Outre le dépistage, pour prévenir le cancer du col de l’utérus il peut être proposé la vaccination contre certains papillomavirus humains (HPV). Mais attention ! Cette vaccination ne protège pas contre l’ensemble des papillomavirus humains qui sont à l’origine de cette forme de cancer. Pour celles qui désirent se faire vacciner, il est proposé chez les jeunes filles de 11 ans à 15 ans voire plus. Vous pouvez en parler avec votre médecin, afin d’évaluer avec lui les bénéfices de cette vaccination.

 

 Prévenir le VIH

 

Trop de femmes et d’hommes meurent encore du VIH, car ce virus ne dispose toujours pas de vaccin. Si des traitements médicamenteux existent, il faut savoir qu’ils sont lourds, et exigeants, avec d’importants effets secondaires. Mais grâce à eux, une personne infectée ralentit la progression de la maladie et peut ainsi espérer atteindre une espérance de vie comparable à celle qu’elle aurait eue sans maladie.

L’important est donc d’agir en amont avec la prévention.

  • Utiliser le préservatif : lors des rapports sexuels, il permet une protection de qualité.
  • Pour les toxicomanes : ne pas partager le matériel d’injection.

En cas de doute ou de prise de risque, consultez rapidement votre médecin ou un centre spécialisé.

 

 

Prévenir les IST

 

Les infections sexuellement transmissibles (IST) sont nombreuses : chlamydias, syphilis, gonococcie ou blennorragie… Une prévention est possible, en adoptant une bonne hygiène. Il est conseillé de se savonner après tout rapport sexuel, et d’uriner.

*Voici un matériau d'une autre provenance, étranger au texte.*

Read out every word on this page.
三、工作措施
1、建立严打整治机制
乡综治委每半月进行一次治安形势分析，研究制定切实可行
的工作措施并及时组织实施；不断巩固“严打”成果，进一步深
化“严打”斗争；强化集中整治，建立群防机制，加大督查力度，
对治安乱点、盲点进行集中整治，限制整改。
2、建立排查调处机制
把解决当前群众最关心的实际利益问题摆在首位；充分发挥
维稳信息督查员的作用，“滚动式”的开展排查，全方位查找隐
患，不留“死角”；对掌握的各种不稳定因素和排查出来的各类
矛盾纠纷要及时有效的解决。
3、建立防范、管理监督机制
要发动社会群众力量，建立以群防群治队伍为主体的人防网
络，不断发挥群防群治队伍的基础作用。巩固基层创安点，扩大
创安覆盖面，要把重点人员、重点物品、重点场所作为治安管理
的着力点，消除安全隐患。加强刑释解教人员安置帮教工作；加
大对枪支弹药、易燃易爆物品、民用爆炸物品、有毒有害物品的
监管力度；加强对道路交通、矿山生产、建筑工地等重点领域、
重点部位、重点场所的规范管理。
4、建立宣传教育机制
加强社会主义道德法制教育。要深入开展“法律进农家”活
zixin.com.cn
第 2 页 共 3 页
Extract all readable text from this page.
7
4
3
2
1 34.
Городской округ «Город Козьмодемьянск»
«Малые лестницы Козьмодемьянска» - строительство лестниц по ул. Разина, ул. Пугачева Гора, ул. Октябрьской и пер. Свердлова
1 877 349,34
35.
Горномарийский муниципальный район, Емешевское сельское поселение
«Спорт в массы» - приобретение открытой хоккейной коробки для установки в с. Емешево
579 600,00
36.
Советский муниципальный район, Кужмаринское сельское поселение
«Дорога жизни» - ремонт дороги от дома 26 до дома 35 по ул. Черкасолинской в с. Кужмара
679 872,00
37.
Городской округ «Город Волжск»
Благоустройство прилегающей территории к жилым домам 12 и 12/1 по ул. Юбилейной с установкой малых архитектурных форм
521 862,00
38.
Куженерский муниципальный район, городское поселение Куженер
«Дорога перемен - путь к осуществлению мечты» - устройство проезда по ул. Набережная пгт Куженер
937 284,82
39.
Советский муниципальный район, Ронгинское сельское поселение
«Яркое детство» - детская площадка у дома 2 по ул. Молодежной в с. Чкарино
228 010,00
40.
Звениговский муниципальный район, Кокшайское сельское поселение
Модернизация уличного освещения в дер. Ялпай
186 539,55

  • Utiliser le préservatif : comme pour le VIH, le préservatif est le moyen essentiel de prévention et de protection contre les IST. Pour chaque rapport sexuel, il est conseillé d’utiliser un préservatif. On en trouve dans les pharmacies et en magasin ou en grande surface.

Enfin, en cas de doute ou de conduite à risque, n’hésitez pas à consulter votre médecin qui pourra vous proposer un dépistage, si besoin.